Most translations say Spirit of holiness while some say Holy Spirit, but they are essentially the same thing because the capital S on spirit means it is referring to the Holy Spirit. The other option is the translate it as “spirit of holiness” which would refer to Jesus’ spirit in contrast to His flesh, which is the state He lived in from birth to crucifixion.

Many of the commentaries point to the parallelism with v. 3 (in contrast to “according to the flesh”) and the fact the πνεῦμα ἁγιωσύνης is never used in the rest of the NT to refer to the Holy Spirit as arguments against this being a reference to the Holy Spirit, but then they go on to say it is a reference to the Holy Spirit without giving strong arguments for it. The best case seems to be parallels in the OT Septuagint for Holy Spirit (Ps 51:11, Isa 63:10-11) which seem best translated that way, but it’s not exactly the same in the Greek (πνεῦμα τὸ ἅγιον vs. πνεῦμα ἁγιωσύνης) and that also seems to be an anachronistic translation or understanding of the OT.

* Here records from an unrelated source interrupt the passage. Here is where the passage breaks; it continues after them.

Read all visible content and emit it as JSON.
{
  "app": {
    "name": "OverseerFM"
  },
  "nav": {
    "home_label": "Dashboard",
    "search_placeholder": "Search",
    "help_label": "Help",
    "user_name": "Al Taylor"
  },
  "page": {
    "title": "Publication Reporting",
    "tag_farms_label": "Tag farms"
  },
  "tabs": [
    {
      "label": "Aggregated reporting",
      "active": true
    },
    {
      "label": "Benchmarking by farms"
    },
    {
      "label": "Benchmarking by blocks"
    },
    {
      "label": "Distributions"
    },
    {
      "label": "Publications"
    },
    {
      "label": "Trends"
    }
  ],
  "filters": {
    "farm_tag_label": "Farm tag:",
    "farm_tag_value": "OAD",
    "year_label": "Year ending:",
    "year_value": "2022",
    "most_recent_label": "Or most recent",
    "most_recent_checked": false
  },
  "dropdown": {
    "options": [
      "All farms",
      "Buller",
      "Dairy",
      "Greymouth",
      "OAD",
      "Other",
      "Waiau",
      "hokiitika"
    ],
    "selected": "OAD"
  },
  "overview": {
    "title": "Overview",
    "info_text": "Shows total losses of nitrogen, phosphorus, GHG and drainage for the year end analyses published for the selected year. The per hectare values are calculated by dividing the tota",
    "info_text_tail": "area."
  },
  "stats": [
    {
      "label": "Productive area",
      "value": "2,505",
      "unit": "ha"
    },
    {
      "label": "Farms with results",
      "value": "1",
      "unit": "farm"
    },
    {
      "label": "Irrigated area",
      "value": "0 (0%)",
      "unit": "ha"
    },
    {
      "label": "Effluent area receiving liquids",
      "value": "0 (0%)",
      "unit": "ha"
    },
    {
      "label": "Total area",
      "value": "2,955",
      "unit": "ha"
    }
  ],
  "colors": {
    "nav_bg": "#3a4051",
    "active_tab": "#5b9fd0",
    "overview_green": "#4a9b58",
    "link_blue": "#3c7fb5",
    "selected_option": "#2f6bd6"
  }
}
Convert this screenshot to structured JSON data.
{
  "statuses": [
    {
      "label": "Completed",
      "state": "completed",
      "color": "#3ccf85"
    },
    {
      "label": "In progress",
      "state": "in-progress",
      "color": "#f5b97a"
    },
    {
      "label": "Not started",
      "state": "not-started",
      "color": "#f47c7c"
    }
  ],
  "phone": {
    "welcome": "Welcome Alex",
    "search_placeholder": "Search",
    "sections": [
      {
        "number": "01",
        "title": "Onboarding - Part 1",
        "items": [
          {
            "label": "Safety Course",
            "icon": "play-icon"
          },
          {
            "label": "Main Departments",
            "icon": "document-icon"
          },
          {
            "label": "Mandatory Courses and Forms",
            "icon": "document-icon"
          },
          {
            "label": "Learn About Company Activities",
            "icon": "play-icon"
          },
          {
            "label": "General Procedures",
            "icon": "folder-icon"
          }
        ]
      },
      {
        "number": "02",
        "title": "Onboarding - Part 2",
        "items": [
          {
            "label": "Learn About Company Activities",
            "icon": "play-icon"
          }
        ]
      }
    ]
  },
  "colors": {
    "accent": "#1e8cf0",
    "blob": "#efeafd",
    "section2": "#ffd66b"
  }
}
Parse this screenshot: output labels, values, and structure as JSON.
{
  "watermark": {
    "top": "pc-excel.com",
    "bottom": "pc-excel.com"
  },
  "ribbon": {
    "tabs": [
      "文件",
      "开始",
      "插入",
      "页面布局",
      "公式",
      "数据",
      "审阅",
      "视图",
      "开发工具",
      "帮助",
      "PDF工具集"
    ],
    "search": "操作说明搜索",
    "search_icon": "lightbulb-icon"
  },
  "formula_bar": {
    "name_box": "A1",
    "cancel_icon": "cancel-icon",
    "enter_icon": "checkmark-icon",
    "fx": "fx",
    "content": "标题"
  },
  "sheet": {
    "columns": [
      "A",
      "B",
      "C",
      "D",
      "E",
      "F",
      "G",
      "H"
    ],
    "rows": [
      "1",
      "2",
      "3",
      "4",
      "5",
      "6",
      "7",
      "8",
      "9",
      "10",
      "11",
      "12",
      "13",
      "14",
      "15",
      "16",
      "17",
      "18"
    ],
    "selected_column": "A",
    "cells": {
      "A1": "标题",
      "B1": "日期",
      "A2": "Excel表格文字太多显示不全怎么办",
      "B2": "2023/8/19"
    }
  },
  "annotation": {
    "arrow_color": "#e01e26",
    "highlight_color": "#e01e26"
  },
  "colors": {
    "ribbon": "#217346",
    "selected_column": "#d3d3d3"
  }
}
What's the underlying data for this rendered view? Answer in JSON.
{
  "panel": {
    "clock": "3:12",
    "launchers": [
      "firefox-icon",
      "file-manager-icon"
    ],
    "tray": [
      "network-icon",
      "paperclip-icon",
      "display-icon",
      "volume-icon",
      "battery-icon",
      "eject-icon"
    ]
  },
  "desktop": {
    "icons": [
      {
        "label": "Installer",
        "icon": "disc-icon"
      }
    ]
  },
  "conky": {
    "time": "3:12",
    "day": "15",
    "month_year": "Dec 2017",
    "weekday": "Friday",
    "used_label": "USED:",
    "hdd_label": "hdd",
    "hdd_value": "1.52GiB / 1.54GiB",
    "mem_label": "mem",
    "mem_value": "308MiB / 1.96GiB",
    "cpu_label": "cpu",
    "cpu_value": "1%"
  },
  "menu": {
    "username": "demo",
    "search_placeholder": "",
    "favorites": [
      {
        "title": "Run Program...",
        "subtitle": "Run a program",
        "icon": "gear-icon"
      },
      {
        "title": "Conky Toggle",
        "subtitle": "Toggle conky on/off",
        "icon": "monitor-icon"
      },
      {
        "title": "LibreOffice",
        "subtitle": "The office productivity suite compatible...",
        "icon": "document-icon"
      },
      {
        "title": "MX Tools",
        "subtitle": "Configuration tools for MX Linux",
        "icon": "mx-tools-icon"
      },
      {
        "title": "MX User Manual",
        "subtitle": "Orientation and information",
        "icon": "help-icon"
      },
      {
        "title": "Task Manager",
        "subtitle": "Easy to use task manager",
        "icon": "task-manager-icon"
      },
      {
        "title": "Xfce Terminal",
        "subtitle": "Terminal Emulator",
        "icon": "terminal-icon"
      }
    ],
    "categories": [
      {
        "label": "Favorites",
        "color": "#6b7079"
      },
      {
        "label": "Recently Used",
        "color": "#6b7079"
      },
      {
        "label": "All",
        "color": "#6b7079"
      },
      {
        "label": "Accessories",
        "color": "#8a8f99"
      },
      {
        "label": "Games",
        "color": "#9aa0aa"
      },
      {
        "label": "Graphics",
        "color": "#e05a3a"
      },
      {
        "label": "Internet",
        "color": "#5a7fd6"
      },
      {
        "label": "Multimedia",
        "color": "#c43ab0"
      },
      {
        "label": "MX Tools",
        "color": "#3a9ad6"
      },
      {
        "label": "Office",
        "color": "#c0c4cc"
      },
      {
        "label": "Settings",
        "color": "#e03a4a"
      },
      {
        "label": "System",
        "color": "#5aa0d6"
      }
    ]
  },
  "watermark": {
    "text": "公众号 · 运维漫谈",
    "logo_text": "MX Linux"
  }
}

It seems best not to be a reference to the Holy Spirit, but I don’t think I understand the nuances enough to be rationally justified in disagreeing with the majority of NT (and OT) scholars on this. For this reason, I hesitantly accept this as a reference to the Holy Spirit rather than a reference to Jesus’ spirit, but either way, the translation stays the same except for the capitalization.

If this were a more theologically important verse, I would spend more time studying it, but since it’s not, I think it’s best to hold this one loosely and move on to the next passage.